So the last post consisted of a rather strange train of thought in which I conjectured that Claudius Pulcher the Beautiful would never have experienced such serious consequences for sacrilege if his battle had been won. From there, I switched lines and took the rails on a rather twisted and sinuous path to end up in that little village where Justice and the Fates are discovered having a passionate and illicit affair. Okay I don't know how I got there either, but the point seems to have been that we tend to judge people on the life circumstances in which they find themselves, some of which are not the products of individual choice or merit, but simply the result of the the Fates randomly throwing monkey wrenches at us. Our whole system of being and thought seems to be infected with this sort of innate need to blame people for their own circumstances...but only if those circumstances are unpleasant. So no more questioning how we got here....let's think about it.
Before we come round to figuring out what's wrong with us, let's think about what happened to Claudius in a bit more depth because I think it illustrate very well how superstitious people are about bad luck and poor circumstances. The Roman Senate punished Claudius for what I take to essentially be sacrilege...on the surface. He sinned against the gods. But if Claudius had won that battle? If no one was trying to throw the blame for the failure onto anyone else? If Rome had defeated Carthage in battle that day would anyone even have noticed that some innocent chickens drowned? I don't know and this is all speculation, but I don't think so. Cast yourself back to that time period. If Rome had defeated Carthage I can only imagine that the Romans would be filled with a great sense of joy and relief, a feeling that the gods were smiling upon them. In that atmosphere is is hard to imagine the priests bringing charges against Claudius or the Senate hearing them. To take the general who had defeated Rome's greatest enemy to task for losing some poultry would have been unthinkable (I think).
It was the outcome of the battle that doomed Claudius not the sacrilege. Interestingly, it does not appear that Claudius went to trial for using poor battle tactics, or for being a coward, or not following orders from the senate (except insofar as they might prefer he listen to the priests.) He barely escaped execution for ticking off the gods. How did the senate know he had ticked off the gods? Because he lost the battle. Had he won I have little doubt that this would have proved to the people of that the gods were not bothered about the chickens and that they weren't ticked off at all. Claudius' fate did not depend on following protocol...it did not depend on a list of rules that he break or keep. It did not depend at all on the fact that he broke the law...it depended on the outcome of breaking the law. Is that justice?
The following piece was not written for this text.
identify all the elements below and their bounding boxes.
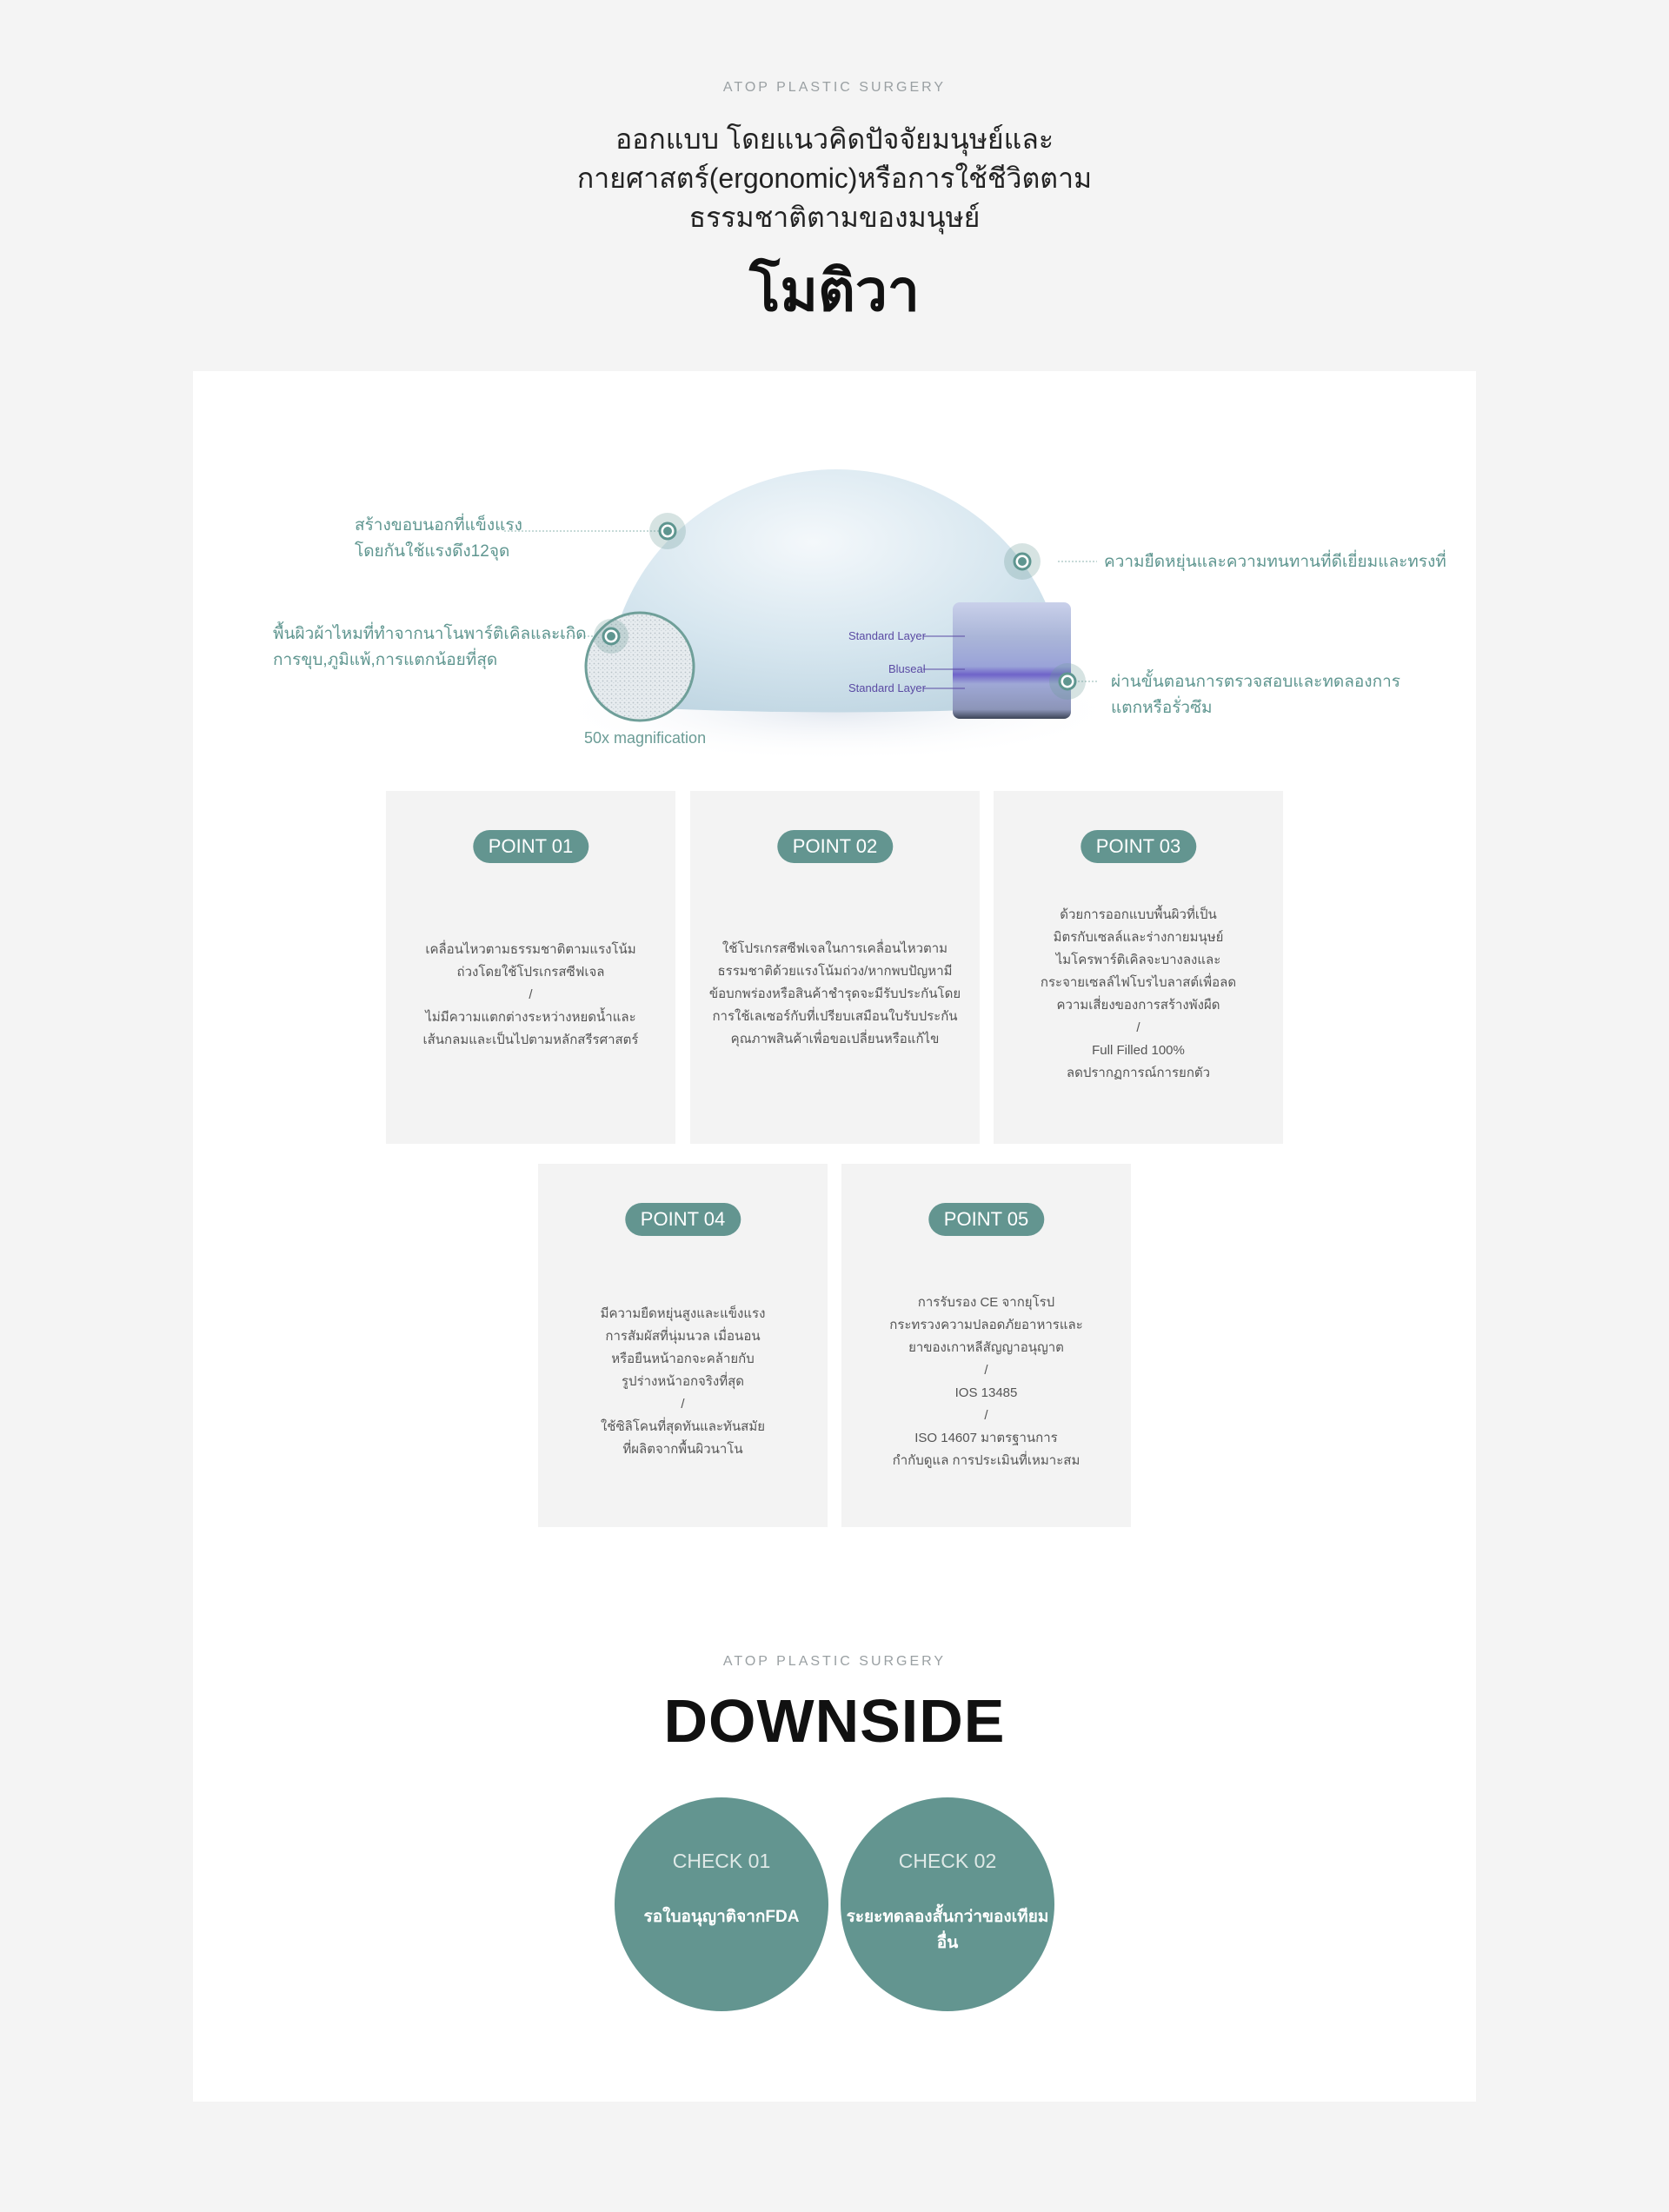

I don't think that's justice at all. I would not censure Claudius for what he did (other than on behalf of the chickens). So shouldn't I just be glad that we live in a place and time where Superstition and the Fates are kept out of our courts and out of our social systems...a time and place in which we don't have to worry about being judged by our circumstances or by the strange religious convictions of others?
That's not where we live. And I would like to think about how these old false gods keep creeping into our thinking and, in fact, our whole society. I don't think we are a lot less pagan than the Romans in some ways.